I’d love to know how many other people are looking at homeschooling with model trains. A few years ago it seemed like model trains were only for old-timers, but these days more and more tweens and teens are reviving this hobby.
It’s not a cheap hobby if you’re starting from scratch. Some people see limited value in model trains, but I think this hobby can be very educational. The National Model Railroad Association has a great article about the value of model trains. From a homeschool standpoint, I’m really excited to try model trains as part of our children’s education.
I just happen to be pretty close to someone who’s been collecting model trains for about 80 years. My dad collects HO scale model trains. Part of the beauty of homeschooling is that my children have a stronger relationship with family and community members. My son’s interest in model trains connects him with his grandparents.
Our local community has a train museum and historic trains that run between several cities for special events, like Christmas. There are no bathrooms on the train. I avoid combining small children with zero bathroom access, so I haven’t had a chance to take the train yet.

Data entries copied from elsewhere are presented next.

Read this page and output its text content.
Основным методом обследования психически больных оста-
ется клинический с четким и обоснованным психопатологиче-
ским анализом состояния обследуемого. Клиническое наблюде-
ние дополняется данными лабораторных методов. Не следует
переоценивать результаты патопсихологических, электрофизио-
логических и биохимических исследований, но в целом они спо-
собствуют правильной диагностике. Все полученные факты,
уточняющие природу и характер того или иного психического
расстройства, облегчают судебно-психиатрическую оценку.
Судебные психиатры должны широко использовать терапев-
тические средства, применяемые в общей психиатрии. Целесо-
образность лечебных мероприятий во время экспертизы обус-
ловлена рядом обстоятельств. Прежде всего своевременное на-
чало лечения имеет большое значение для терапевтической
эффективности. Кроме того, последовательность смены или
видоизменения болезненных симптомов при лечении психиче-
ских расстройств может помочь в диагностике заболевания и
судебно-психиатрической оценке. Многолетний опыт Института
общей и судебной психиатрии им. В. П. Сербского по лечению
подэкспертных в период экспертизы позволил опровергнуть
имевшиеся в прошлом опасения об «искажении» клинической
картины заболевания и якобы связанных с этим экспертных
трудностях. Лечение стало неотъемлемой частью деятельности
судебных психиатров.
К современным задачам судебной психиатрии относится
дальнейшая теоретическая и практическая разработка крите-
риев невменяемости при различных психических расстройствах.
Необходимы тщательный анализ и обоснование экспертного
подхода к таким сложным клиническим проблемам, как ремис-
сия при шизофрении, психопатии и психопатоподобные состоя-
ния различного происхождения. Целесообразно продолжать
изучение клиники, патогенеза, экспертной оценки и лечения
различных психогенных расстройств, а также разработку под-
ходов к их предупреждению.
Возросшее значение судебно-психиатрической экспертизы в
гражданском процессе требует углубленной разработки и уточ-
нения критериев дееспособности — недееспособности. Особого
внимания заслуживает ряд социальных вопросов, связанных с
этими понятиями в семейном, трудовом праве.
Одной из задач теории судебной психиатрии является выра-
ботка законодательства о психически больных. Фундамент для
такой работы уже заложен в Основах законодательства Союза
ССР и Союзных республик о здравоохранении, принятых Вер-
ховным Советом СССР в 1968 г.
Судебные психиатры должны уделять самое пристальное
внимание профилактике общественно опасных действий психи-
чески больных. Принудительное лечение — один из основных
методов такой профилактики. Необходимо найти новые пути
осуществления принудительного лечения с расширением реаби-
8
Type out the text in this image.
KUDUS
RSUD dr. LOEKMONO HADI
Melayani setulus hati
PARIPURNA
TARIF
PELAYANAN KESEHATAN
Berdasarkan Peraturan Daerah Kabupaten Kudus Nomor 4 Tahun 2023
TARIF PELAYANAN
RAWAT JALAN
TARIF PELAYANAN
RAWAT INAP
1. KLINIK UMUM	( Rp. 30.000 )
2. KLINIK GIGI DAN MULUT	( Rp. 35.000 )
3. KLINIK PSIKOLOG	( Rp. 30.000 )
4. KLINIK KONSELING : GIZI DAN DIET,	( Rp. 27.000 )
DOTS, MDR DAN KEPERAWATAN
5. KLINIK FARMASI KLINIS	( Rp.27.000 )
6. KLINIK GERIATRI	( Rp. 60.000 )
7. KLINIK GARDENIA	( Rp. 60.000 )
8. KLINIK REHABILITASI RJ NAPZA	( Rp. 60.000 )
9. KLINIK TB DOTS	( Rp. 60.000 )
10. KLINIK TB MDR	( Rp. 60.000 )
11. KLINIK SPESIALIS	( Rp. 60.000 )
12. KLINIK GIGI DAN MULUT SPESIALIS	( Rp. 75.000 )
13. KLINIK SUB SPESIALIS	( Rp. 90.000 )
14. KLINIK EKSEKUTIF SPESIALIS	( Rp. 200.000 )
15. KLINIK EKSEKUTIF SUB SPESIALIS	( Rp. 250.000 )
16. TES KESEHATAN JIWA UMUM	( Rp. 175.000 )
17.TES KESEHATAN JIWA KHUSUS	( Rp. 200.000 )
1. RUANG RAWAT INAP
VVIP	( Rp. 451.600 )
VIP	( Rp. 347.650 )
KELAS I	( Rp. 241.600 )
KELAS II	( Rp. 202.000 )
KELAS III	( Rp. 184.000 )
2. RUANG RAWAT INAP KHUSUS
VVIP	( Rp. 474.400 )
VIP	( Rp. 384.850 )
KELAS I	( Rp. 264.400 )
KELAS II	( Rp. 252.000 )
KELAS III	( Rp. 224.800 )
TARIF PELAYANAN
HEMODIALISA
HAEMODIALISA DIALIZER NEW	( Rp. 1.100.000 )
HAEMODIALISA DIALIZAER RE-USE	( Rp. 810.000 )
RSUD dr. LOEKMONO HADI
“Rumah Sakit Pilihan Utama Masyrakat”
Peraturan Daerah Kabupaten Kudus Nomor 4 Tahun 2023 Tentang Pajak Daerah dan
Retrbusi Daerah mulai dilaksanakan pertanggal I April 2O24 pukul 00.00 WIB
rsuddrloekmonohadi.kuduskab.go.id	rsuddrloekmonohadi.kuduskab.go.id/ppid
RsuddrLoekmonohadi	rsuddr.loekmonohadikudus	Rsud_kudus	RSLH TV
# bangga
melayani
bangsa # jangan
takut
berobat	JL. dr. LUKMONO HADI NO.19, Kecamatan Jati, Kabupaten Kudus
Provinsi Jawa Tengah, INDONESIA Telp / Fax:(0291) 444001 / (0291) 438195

Hobbies are a way to connect to people in your community.
My son used to love his Thomas the Tank Engine trains and Geotrax when he was little, but now that he’s older, he became interested in trains again as a result of studying history. Trains had a big impact on US society as the railway lines expanded across our country. As we studied the transcontinental railroad, his interest in trains increased all over again. As he
plays does grown-up man stuff with model trains, he learns about real historical trains and all that goes with that. This involves a hefty dose of research. I required my son to do a state report in 4th grade. He complied with the enthusiasm of a wet noodle. Researching trains? He’s all over it.
Historical trains ran through certain areas of the country. Model train fans research where the trains ran, what kind of terrain they went over, and which states or countries they ran through. One of the train-related games we play is Ticket To Ride. We can finish a game in about a half hour, so it’s easy to fit into our day.
Did you know that model trains involve quite a bit of modeling? Not only can you put the model trains together, but you also build models of all the scenery for the trains to go by. I watched my dad do this when I was growing up.
Manual skills are a lost art these days. But not if you’re into model trains.
So this is kind of long but I promise that it eventually has something to do with socialization. When I was in fourth grade in California, I had to do a model of a Spanish mission. I chose a mission (it was Santa Ines) researched its historical appearance, and made my model. The model wasn’t exactly to scale, but it was pretty close, and I used a variety of artistic techniques to reproduce the look of weather plaster and terracotta tiles. It was an awesome model.
Unfortunately, it was so good that the teacher refused to believe that I made it myself. And I had made it myself, except for a few cuts that required power tools. I’d learned by watching my dad do his model trains. My dad gave me some ideas for what materials to use, but the actual assembly and painting were all done by 10-year-old me. I used my modeling skills to build prop and costume replicas when I got older and ended up meeting my husband through that hobby.
So, in a way, I got married and had three kids because of model trains.
There are so many friends you can meet in model trains, and they’re from all backgrounds. Boys can have trouble finding friends these days, and model trains are a healthy way to get them together with other kids their age. It’s becoming more popular, and there are even YouTube channels with teens doing model trains. NSmodeler24 does HO gauge and has a lot of videos with some big layouts.
Model trains involve a lot of electricity. Stripping wires, checking voltage, and all that stuff. I never learned that part. My son is all over it. My dad has some older trains that cannot handle a lot of amps, so I’m hearing about this topic a lot lately.
Besides the electricty, there are a lot of mechnical parts involved with model trains. Plus, in real life and in models, they go over bridges and through structures, all of which need to be built properly.
Model trains – real model trains, not the toys – are built to scale. There are multiple different scales available. If you want to start with model trains, you probably want to go with HO. It’s built with a ratio of 1:87.
When you lay out a model train track, you have to plan it carefully.